Italy drew robust demand for its first new 50-year bond in five years after the country cautiously priced the deal during a time when ultra-long term debt has sustained heavy selling pressure.
The deal marks only the second time Italy has offered a new half-century bond as it seeks to lock in favourable borrowing costs to fund a big Covid-19 recovery spending programme.
The offering follows similar issuance by eurozone peers including France and Spain earlier this year. Countries have moved to take advantage of low borrowing costs during a time when rising optimism over the global economic outlook has already begun pushing yields markedly higher.
Floortje Merten, fixed-income strategist at ABN Amro, said Italy’s offering “fits in a trend of long-term issues that we’ve seen in the sovereign space recently, as issuers are locking in low interest rates”.
The new debt came at a yield of 2.2 per cent, or 0.47 percentage points above a 30-year Italian bond. That marked a premium of about 0.04 percentage points above the “fair value” the eurozone issuer would be expected to pay to borrow for five decades, according to analysts at Milan-based UniCredit.

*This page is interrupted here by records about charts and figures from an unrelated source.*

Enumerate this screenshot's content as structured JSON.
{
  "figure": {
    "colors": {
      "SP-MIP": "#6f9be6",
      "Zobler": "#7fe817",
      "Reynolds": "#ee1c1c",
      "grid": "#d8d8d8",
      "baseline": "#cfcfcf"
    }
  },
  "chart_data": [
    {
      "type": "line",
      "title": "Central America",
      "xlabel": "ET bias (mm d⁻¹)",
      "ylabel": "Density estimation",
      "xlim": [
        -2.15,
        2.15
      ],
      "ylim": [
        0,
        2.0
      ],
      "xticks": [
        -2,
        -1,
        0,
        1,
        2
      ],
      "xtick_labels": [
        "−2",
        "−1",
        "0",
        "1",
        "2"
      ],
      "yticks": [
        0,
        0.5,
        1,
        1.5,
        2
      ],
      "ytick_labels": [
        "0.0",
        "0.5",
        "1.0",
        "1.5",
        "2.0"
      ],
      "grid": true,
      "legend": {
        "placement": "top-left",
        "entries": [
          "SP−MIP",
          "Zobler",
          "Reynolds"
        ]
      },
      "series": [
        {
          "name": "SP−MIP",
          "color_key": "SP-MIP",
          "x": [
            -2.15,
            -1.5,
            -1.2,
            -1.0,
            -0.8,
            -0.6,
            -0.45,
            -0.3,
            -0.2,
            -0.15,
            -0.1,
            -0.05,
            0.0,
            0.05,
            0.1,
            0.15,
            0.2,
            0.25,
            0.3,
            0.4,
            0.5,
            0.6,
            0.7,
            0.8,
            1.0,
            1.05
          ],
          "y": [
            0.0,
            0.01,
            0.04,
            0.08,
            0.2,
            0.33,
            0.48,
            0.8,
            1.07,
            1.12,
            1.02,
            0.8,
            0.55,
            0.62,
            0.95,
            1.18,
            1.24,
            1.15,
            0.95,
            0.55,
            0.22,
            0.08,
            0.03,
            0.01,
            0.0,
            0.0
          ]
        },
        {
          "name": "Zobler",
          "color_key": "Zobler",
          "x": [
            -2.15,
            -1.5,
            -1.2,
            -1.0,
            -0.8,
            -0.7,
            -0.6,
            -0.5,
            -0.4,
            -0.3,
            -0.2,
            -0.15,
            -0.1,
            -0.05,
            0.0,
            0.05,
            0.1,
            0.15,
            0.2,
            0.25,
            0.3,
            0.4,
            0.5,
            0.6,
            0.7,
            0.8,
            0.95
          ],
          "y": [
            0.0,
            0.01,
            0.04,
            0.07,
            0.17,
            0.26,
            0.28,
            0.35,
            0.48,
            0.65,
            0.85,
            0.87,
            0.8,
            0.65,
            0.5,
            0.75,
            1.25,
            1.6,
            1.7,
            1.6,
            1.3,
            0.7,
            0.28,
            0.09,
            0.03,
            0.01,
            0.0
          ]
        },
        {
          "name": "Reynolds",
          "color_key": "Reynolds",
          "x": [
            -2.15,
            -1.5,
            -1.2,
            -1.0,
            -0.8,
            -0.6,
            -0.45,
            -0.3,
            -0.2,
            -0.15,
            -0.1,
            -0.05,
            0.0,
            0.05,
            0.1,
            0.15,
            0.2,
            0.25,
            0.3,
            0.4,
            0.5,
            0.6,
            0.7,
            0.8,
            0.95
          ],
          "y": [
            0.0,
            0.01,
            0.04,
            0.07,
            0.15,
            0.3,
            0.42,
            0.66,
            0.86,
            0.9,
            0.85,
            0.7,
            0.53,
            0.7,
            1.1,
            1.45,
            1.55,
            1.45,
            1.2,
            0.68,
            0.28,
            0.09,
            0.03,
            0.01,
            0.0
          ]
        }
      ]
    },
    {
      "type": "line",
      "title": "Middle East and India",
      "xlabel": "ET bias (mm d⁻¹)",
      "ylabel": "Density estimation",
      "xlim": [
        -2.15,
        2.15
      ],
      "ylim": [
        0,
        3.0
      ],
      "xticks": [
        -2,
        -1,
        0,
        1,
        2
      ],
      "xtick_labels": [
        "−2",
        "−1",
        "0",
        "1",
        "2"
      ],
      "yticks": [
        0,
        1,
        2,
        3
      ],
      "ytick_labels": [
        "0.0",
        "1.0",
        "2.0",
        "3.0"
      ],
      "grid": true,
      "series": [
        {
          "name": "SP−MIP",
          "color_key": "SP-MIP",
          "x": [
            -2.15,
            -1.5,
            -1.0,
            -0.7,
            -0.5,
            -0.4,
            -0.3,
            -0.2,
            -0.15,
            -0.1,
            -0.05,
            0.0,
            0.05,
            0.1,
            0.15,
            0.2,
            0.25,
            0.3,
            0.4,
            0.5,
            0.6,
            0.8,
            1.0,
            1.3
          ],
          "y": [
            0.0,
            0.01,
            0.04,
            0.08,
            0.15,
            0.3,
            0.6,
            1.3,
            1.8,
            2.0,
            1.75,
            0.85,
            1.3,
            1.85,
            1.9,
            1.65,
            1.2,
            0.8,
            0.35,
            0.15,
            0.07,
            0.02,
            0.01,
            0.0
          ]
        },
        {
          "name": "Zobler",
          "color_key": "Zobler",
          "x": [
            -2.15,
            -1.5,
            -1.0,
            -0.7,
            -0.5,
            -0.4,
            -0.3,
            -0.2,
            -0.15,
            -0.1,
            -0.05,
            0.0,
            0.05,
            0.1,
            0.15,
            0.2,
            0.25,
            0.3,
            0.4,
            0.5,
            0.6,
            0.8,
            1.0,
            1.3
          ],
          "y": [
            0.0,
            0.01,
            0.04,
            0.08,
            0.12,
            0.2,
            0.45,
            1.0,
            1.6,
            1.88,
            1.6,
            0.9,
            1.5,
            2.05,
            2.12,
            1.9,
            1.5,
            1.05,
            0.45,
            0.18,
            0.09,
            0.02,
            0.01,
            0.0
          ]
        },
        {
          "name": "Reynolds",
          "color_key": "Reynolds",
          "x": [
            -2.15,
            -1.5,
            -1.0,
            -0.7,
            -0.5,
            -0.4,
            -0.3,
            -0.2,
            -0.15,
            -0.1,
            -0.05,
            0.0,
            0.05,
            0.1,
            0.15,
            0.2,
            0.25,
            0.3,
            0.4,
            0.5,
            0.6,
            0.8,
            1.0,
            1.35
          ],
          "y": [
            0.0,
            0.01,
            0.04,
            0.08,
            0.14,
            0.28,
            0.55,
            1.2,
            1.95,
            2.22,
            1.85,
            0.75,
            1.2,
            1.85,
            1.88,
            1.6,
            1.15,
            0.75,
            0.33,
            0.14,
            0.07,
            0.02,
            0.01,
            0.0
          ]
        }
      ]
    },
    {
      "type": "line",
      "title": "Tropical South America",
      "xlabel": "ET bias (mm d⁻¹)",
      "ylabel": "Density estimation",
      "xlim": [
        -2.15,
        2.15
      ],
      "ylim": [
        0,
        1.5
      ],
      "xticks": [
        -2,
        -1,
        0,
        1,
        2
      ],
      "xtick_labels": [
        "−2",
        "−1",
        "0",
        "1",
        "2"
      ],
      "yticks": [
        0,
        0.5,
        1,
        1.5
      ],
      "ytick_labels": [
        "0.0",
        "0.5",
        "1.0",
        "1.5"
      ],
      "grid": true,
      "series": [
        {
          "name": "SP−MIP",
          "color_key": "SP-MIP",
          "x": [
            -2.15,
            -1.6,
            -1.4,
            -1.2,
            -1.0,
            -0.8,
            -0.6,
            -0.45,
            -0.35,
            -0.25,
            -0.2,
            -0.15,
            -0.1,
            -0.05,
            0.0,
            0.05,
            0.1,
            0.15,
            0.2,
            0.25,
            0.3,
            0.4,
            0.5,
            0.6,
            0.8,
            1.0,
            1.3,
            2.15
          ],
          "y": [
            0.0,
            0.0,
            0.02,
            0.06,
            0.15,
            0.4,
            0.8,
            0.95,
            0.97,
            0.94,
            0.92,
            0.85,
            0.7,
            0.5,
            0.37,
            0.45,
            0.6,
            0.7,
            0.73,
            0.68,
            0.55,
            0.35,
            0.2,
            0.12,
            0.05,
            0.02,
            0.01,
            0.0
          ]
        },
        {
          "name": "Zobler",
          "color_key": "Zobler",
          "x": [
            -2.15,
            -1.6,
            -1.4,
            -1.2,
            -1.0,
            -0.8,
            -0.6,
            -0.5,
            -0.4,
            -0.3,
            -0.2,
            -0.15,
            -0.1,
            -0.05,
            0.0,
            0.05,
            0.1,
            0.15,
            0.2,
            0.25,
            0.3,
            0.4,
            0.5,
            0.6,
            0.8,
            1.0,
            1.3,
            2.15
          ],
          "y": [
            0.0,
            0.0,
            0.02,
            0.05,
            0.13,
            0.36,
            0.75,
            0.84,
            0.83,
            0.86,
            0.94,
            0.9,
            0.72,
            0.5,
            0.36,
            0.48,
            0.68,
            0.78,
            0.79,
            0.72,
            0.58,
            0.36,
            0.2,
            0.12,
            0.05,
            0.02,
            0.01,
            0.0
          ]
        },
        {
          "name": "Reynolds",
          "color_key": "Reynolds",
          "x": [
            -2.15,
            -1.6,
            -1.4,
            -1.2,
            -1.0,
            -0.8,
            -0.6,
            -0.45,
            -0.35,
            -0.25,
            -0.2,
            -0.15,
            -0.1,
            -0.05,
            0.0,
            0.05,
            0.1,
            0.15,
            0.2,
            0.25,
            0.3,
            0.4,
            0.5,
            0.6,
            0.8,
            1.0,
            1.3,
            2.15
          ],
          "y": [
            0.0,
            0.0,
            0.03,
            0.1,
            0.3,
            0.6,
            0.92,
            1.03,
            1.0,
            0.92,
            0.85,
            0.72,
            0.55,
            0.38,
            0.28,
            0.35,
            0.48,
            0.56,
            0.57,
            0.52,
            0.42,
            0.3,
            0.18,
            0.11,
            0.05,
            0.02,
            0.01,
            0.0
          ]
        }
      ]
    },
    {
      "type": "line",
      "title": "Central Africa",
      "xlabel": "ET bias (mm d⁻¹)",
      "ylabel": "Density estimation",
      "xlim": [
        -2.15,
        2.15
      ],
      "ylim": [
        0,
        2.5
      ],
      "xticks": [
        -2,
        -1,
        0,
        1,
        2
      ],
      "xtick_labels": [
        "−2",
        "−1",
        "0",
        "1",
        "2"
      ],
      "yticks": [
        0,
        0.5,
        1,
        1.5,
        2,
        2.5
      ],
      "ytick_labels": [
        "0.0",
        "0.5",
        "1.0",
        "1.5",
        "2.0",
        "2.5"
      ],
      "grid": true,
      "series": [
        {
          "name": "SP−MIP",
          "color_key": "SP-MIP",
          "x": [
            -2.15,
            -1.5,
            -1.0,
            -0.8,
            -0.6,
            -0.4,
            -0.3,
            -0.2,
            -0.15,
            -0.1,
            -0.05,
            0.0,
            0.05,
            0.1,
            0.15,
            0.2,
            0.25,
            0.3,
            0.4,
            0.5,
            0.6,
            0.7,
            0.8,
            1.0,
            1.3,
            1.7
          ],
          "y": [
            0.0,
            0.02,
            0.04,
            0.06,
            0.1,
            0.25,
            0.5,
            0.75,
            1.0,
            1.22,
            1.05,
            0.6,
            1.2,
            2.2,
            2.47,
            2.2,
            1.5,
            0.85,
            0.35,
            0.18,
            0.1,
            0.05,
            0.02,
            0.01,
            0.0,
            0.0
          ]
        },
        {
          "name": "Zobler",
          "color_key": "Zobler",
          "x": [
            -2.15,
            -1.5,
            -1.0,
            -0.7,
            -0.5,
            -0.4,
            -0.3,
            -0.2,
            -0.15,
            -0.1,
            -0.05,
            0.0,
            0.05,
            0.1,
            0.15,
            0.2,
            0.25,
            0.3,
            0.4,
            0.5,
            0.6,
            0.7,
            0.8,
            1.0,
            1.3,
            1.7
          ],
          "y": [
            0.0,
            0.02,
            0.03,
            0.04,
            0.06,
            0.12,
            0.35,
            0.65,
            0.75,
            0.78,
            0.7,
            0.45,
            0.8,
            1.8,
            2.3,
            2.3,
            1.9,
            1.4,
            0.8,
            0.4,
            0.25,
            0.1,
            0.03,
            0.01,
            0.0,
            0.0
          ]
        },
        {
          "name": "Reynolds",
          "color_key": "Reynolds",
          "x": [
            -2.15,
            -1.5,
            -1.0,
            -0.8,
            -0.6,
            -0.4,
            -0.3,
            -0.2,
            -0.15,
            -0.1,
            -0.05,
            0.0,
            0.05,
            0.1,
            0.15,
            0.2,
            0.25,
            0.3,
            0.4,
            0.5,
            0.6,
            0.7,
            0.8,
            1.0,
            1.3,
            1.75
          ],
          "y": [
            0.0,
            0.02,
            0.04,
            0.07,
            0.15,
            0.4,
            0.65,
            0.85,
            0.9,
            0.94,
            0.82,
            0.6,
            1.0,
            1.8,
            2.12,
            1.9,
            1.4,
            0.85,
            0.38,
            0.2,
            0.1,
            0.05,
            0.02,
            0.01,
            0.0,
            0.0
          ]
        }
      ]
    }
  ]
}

Italy’s careful pricing helped bankers drum up €64bn in orders for the €5bn that was on offer. The country last tapped the older 50-year bond in 2019 after debuting the maturity in 2016.
Bonds maturing well into the future have endured particularly intense selling this year as investors worry that more vigorous economic growth will ultimately prompt a rebound in inflation. Higher price growth is particularly damaging to long-term bonds because it erodes the value of the fixed income streams they provide.
Italy’s current 50-year bond is trading with a yield of 2.06 per cent, from a low below 1.7 per cent in mid-February, signalling a steep fall in the price of the debt.
European governments’ coronavirus spending has led them to tap capital markets at a record pace. The first quarter saw a rush of long-dated issuance as bond syndications, which are run by investment banks, chalked up their highest-ever volume. But the average borrowing costs for these deals remained lower than last year despite the surge in borrowing and the global rise in bond yields led by fears of US inflation.
The European Central Bank’s extensive bond-buying programme has pushed demand into new offerings, where it is easier for investors to secure larger blocks of debt, analysts say.
By mid-February, major EU borrowers had already issued more bonds maturing in 30 years or longer than in all of 2020, according to Imogen Bachra, European rates strategist at NatWest Markets.
Demand for Italian debt has been robust in the primary market this year, in part reflecting investors’ faith in Prime Minister Mario Draghi. The former ECB president, who is widely credited with easing the bloc’s debt crisis a decade ago, became premier in February.
“We know that Mario Draghi is the guy that gets things done,” said Cosimo Marasciulo, head of absolute return at Amundi. Draghi’s handling of EU recovery funds would be crucial for Italy’s long-term economic prospects, he added.
Draghi last month said he would boost government support for the economy by €32bn to help Italian businesses and workers weather a new round of lockdown measures to contain a third wave of infections.
Marasciulo said the relatively generous pricing for the new bond showed the national treasury was taking a cautious approach to ensure a good reception. “The treasury is not taking a risk,” he said.
A debt sale held days after Draghi was sworn in as prime minister in February drew a record €110bn in orders for a 10-year bond. More than half those orders dropped away as the borrower pushed for better pricing, although the deal still ended heavily oversubscribed.